Слуга-шофер, слегка обалдевший:
— Лекоре, c’est ça[99].
— Ле-ко-ре?
— Mais oui, monsieur. — Он по буквам произнес имя. — Un copain de Genève[100].
— Шофер банкира Трончина из Женевы, — бросила Пола, выходя из машины.
— Хи-хи! — громко хихикнул я.
— Чего ты смеешься? — спросила Ксана.
— Я принял его за священника.
— Ко-го? — взвизгнула Полари, и перышки ее взлетели. — Этого шофера?
— Хи-хи! Именно. Черный высокий воротник сбил меня с толку. Но самое смешное… — Я замолчал, не желая выдавать Бонжура, который помогал Йоопу выйти из машины.
— Хо-хо, — вырвалось у тен Бройки, какой-то едва различимый смешок. — Очень, очень любопытно. Во-первых, вы видите, как ко мне в дом забирается вор, любитель Гогена. Во-вторых, вы слышите, как на Дьяволецце жутко визжит свинья. В-третьих, путаете шофера с епископом, хо-хо… — Он покровительственно похлопал меня по плечу. — Вы, глубокоуважаемый сударь, разоблачены. — Его белесо-насмешливый взгляд скользнул по моему лбу, — Теперь-то вы признаетесь, что вам повсюду мерещатся всякие ужасы?

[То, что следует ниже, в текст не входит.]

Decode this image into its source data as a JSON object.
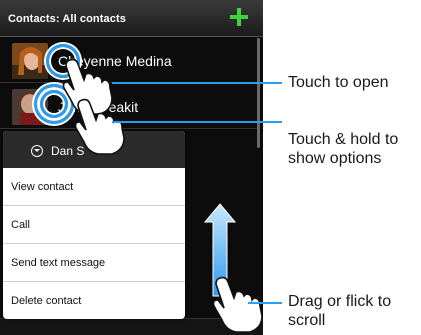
{
  "header": {
    "title": "Contacts: All contacts",
    "add_icon": "plus-icon",
    "add_color": "#3fd43f"
  },
  "contacts": [
    {
      "name": "Cheyenne Medina"
    },
    {
      "name": "Jamie Peakit"
    }
  ],
  "context_menu": {
    "header_label": "Dan S",
    "items": [
      "View contact",
      "Call",
      "Send text message",
      "Delete contact"
    ]
  },
  "callouts": {
    "touch_open": "Touch to open",
    "hold_line1": "Touch & hold to",
    "hold_line2": "show options",
    "scroll_line1": "Drag or flick to",
    "scroll_line2": "scroll"
  },
  "colors": {
    "accent": "#2a9df0",
    "background": "#0c0c0c"
  }
}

— Мне мерещатся ужасы. Я разоблачен. Мне мерещатся ужасы.
После завтрака в монастырской гостинице тен Бройка пересмотрел наш экскурсионный план (согласно которому мы должны были ехать в Поскьяво), выставив весьма сомнительный предлог: переезд-де через перевал при гололедице опасен, вдобавок он забыл шапку, а его лысая голова не переносит сильных ветров. Он приказал Бонжуру везти нас назад, в «Акла-Сильву», а оттуда в долину Берджель, в Сольо.
Бонжур подъехал к «Акла-Сильве». Участок вокруг дома был обнесен канавой и двухметровой стеной, так же как и дом, сложенный из желто-красного кирпича. Теп Бройка оставил нас ждать в своем роскошном экипаже. Pie успел он исчезнуть в доме, как я увидел, что три открытых окна каминной одно за другим закрылись. (Ага, после моей болтовни о «деле Моны Лизы» червь сомнения грызет его, хоть он и фыркал, что мне мерещатся ужасы!) Когда Йооп в кремовом дорожном берете вышел из дому, из дверей выскочил маленький спаниель и мгновенно, словно черный ковер-самолет, слетел с лестницы. Тен Бройка кликнул было его назад, но тотчас передумал. А когда он, остановив машину на деревянном мостике, тщательно проверил запор у ворот (ага, червь сомнения!), то попытался убедить нас, что в «Акла-Сильву» вернулся для того, чтобы Сирио принял участие в «нашей загородной прогулке».
Мы оставили позади себя Малойю с ее ветром и съехали в Берджель; вместе с увеличением плотности воздуха у меня изменилось настроение и я полностью расслабился и даже легкую тяжесть «вальтера» в своем брючном кармане воспринял как помеху. Стремительный спуск в итальянское лето вернул краску на лица моих спутников и придал блеск их глазам, даже глазам Йоопа, который приказал вести машину по древней римской дороге. Недалеко от Промонтоиьо он назвал нам живописный замок на холме — Кастельмур.
— Кастельмур? Но ведь замок там дальше, на горе, у Стампы, кажется, тоже так называется?